Затем тихо, почти шепотом поют песни. Молча играют в карты (маленькие прямоугольники, которые они смастерили в тюрьме), и время от времени Stubova: Ruhe![10] Раздают редкий суп, который женщины срыгивают, а в окна стучат заключенные и с протянутыми руками и выпученными глазами умоляют отдать им суп, несмотря на плавающую на поверхности слюну. Они мигом поглощают суп, но вдруг чья-то рука начинает избивать одну из заключенных по голове, по плечам, по затылку, затем они оказываются на полу, их не видно, и не слышно шума, кроме тяжелого дыхания той, кто бьет. Это яркая блондинка в фартуке цвета хаки, у которой от усилий растрепались волосы. Мила пьет. Все. Неведение погружает тебя в настоящее, полностью, день – это скопление часов, час – это скопление минут, минута – скопление секунд, даже секунды разделены, и ты понимаешь лишь мгновение. А мгновение – это суп.

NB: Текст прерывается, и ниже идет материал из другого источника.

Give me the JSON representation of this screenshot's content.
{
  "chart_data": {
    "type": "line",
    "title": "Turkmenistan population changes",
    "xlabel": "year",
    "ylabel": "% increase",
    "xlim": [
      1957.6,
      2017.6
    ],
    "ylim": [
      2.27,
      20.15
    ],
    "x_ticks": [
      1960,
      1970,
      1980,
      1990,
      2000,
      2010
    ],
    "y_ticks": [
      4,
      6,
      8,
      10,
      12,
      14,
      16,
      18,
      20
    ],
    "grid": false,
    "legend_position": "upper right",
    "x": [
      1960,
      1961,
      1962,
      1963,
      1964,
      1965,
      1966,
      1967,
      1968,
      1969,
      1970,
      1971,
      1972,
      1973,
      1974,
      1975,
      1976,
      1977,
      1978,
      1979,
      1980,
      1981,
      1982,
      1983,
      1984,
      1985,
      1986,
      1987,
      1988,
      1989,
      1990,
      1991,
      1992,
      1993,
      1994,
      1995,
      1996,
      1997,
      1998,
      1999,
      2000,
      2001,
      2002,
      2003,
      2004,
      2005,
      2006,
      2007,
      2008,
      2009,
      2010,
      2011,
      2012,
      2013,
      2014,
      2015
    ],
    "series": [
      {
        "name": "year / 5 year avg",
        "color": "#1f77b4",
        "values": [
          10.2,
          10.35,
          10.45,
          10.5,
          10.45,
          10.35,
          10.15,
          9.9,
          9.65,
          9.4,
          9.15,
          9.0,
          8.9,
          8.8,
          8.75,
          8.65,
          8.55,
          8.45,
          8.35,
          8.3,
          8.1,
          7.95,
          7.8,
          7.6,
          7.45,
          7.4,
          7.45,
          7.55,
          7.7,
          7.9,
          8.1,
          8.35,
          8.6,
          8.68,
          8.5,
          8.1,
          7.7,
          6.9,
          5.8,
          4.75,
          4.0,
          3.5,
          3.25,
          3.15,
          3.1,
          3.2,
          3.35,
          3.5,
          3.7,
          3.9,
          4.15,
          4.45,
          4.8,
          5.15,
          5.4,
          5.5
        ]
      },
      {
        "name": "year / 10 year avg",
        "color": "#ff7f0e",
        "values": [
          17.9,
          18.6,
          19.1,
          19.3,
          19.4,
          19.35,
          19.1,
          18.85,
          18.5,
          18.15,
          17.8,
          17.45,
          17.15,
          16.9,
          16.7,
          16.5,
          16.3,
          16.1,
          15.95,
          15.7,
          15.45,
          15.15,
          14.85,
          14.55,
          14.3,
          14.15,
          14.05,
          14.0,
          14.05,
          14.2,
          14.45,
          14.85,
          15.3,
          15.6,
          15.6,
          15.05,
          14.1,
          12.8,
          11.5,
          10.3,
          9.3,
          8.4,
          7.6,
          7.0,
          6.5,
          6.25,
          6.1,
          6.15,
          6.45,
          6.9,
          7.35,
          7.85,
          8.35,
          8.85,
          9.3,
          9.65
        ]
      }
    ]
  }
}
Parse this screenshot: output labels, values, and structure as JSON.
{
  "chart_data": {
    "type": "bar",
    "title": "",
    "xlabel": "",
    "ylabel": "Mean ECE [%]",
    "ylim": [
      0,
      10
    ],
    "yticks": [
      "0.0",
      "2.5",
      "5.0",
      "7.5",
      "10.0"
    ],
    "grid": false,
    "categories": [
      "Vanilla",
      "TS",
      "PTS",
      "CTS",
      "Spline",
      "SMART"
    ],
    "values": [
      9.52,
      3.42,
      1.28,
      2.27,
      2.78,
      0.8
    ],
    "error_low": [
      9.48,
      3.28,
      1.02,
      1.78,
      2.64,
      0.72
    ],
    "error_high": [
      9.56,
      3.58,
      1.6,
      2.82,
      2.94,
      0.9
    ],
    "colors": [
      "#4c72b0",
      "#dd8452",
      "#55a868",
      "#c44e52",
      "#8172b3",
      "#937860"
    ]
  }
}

Что делать с животом? С ребенком в животе, срок – примерно три с половиной месяца? Что делать с мешающим телом? Никто не знает, что она беременна, кроме Лизетты и Брижит. Вначале она не хотела об этом говорить из-за суеверия, затем она об этом не думала. Теперь это занимает все ее мысли. Невидимый ребенок – это преждевременная смерть? Она носит внутри смерть? Заткнуть уши и не слушать французских заключенных, появившихся в блоке № 11 и равнодушно, можно даже сказать буднично, говоривших о смерти; они улыбались, без всякого садизма, они были дружелюбны и милы, старались говорить тихо, поскольку, нарушая правило, крайне рисковали. Шел поток накладывающихся один на другой поспешных голосов, они говорили: отбор, черный транспорт, [штрафблок] – карательный блок, [бункер] – тебя там могут забить до смерти, пули в затылок, – они слышат выстрелы, они знают, что в дни казни эсэсовцы получают от маркитанток[11] двойную дозу алкоголя. Болезнь, голод, крематорий, говорили они, смерть вездесуща, как, например, в зоопарке указывают направление, расстояние и видимые ориентиры и затем верный путь. Безусловно, среди них есть активистки с железными нервами, которые встречались со смертью еще в Сопротивлении. И там сидит Мила – прислонившись к ножке стола, который служит ей постелью, и обхватив согнутые в коленях ноги. Она шепчет: «Что же я делаю? Лизетта, что нужно делать?» Лизетта поворачивается к ней, открывает рот, но ни один звук не вырывается из нее. Ее зрачки бегают от Милиных глаз к животу, она подыскивает ответ. Сглатывает слюну, ждет. «Посмотрим, еще слишком рано». И она возвращается к картам. Известно, что Германия – это конец. Нет ничего, кроме настоящего мгновения.